「胃がん」は、かかる人が多いがん種のひとつですが、その症状や種類、治療法もさまざまです。そこで、胃がんとはどんな病気なのか分かりやすく解説します。
胃がんとは
胃がんは、胃にできるがん*1の総称です。そのほとんどは、胃粘膜の細胞が様々な要因によって変異(がん化)し、無秩序に増えることで発生します。がんは大きくなるにつれ粘膜層を超え、粘膜下層、固有筋層、漿膜(しょうまく)下層、漿膜と深く進んでいきます。がん細胞が周辺に染み出るように広がることを浸潤(しんじゅん)といいます。

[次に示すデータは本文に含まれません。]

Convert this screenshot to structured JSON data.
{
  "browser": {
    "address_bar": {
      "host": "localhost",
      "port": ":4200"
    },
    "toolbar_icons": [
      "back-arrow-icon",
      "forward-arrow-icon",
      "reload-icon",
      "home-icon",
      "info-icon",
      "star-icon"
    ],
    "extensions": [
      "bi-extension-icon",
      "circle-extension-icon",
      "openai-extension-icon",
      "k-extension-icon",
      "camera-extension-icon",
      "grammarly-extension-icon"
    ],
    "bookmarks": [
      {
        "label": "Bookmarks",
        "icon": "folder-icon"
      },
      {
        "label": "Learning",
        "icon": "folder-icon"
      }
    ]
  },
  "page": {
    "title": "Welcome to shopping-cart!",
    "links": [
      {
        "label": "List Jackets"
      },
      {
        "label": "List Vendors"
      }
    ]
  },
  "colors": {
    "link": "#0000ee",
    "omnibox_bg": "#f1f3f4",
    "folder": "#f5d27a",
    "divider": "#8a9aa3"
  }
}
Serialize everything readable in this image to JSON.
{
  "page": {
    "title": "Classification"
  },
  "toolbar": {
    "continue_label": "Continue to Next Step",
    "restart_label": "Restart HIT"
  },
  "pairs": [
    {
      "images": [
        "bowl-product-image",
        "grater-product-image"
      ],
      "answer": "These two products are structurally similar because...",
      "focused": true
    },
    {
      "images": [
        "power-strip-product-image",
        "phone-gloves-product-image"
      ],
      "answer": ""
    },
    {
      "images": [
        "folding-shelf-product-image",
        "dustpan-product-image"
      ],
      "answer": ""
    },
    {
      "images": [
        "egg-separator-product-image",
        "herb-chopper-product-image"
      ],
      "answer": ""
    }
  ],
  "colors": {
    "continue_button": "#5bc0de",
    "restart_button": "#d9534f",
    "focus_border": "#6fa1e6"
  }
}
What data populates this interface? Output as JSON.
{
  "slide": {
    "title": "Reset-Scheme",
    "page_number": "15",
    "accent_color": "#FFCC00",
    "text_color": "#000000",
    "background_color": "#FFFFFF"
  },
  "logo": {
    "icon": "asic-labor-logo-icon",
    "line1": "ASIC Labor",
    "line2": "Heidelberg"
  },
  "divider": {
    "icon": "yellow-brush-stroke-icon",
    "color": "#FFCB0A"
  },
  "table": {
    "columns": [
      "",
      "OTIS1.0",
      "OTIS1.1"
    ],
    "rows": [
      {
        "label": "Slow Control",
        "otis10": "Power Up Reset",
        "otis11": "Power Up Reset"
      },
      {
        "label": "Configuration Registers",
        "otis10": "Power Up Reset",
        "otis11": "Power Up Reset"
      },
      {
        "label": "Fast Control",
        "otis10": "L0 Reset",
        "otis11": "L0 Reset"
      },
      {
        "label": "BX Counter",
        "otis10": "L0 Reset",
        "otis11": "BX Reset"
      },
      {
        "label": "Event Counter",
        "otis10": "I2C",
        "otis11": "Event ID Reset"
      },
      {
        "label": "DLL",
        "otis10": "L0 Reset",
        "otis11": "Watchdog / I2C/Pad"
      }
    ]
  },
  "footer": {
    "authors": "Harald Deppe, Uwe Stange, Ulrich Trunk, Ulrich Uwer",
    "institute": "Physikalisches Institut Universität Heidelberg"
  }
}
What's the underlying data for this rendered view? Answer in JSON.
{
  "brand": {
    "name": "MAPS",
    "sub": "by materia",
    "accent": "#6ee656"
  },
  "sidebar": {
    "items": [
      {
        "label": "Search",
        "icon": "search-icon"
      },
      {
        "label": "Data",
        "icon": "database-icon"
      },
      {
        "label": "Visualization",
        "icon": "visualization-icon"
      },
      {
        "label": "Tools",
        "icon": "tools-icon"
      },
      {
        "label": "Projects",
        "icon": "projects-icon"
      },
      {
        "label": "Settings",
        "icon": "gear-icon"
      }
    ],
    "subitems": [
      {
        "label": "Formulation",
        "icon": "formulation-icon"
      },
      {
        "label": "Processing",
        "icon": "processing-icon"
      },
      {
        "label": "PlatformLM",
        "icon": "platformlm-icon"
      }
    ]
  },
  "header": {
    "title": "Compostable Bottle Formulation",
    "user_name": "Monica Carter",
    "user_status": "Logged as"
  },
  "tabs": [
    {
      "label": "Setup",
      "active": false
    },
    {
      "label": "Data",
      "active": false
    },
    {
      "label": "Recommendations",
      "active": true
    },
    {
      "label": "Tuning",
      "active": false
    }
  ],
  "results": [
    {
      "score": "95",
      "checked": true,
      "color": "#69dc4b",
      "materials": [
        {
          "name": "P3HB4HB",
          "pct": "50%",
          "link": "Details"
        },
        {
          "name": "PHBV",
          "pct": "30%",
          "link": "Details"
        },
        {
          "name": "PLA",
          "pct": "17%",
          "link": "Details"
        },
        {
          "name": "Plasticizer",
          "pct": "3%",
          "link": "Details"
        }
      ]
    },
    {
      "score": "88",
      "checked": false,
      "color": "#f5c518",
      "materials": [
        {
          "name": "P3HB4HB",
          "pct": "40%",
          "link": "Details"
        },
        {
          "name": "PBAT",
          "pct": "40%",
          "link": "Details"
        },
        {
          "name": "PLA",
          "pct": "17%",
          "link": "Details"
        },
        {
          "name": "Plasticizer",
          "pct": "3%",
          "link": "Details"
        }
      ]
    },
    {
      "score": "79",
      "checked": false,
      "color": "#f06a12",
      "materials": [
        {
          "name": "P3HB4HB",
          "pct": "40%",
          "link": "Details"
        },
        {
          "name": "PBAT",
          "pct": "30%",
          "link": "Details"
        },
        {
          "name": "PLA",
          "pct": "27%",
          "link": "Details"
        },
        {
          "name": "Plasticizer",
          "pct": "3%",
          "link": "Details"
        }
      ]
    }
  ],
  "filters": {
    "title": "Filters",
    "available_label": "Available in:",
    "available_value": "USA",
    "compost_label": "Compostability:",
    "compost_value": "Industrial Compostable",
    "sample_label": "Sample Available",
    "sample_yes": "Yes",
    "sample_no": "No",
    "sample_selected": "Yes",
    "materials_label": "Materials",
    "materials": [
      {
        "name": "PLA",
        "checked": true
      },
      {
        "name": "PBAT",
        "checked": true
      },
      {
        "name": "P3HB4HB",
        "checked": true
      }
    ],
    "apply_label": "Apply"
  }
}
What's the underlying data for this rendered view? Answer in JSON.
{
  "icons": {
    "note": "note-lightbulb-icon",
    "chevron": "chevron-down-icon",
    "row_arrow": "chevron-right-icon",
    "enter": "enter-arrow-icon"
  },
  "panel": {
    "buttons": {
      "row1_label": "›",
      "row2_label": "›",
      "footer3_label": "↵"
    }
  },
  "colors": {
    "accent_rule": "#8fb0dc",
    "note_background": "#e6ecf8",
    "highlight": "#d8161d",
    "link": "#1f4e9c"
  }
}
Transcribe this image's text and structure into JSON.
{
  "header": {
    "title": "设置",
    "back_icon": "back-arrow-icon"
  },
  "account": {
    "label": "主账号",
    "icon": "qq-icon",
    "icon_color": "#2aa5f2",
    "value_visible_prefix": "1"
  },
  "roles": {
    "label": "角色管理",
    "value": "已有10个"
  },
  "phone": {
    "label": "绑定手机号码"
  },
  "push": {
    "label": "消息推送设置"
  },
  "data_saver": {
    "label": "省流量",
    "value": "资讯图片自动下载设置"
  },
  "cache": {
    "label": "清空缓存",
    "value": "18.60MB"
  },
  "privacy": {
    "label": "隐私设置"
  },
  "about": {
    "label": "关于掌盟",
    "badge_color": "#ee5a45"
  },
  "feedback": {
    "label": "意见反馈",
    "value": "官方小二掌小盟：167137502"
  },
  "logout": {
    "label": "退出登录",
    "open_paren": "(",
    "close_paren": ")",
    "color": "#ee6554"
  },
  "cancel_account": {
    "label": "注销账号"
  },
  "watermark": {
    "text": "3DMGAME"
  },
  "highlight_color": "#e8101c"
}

がんが一番外側の漿膜を越えると、肝臓や膵臓、大腸といった近くの臓器に直接転移したり、リンパ液や血液の流れに乗って、胃から離れた臓器へ転移したりしたりすることがあります。また、がん細胞がおなかの中に散らばる腹膜播種(ふくまくはしゅ)が起こることもあります。
胃がんはがん細胞がどの層まで到達しているかによって「早期がん」と「進行がん」に分けられます。粘膜下層より内側にとどまっているものを「早期胃がん」、固有筋層より深くに到達しているものは「進行胃がん」に分類されます。
*1 遺伝子変異によって生まれた「異常な細胞」が無秩序に増殖し、別の臓器に移るなどして、生命に重大な影響を与えるもの。悪性腫瘍(しゅよう)。
胃がんのタイプ
胃がんの90%以上を占めるのが、粘膜上皮細胞から発生する「腺(せん)がん」です。腺がんは、その広がり方の違いから「分化型」と「未分化型」に分けられます。
「分化型」はまとまって大きくなる一方で「未分化型」はパラパラと広がるように増殖します。一般的に「未分化型」は「分化型」よりも早く進行する傾向があるため、悪性度が高いとされています。
また、「未分化型」の中には、増殖スピードがとりわけ早い「スキルス胃がん」があります。スキルス胃がんは、胃壁を硬く厚くさせながら増殖する特異な性質を持ち、腹膜播種が起こりやすいことで知られています。
胃がんの症状
胃がんは早期の段階では自覚症状がほとんどありません。進行がんでも自覚できる症状がない場合があるほどです。
代表的な症状は、胃の痛み、腹痛、腹部の不快感、胸やけ、吐き気、げっぷ、食欲低下などです。しかし、これらの症状は胃炎や胃潰瘍、食べ過ぎ・飲み過ぎなどによっても起こるため、本人も病気に気づかず、定期検診(内視鏡検査・X線検査)で偶然がんが見つかるケースも少なくありません。
がんが進行すると、吐血や黒色便などの出血症状に加え、食べ物のつかえ、全身の倦怠感、体重減少などが表れることがあります。このような症状が続く場合は検診を待たずに、身近な医療機関に相談することをおすすめします。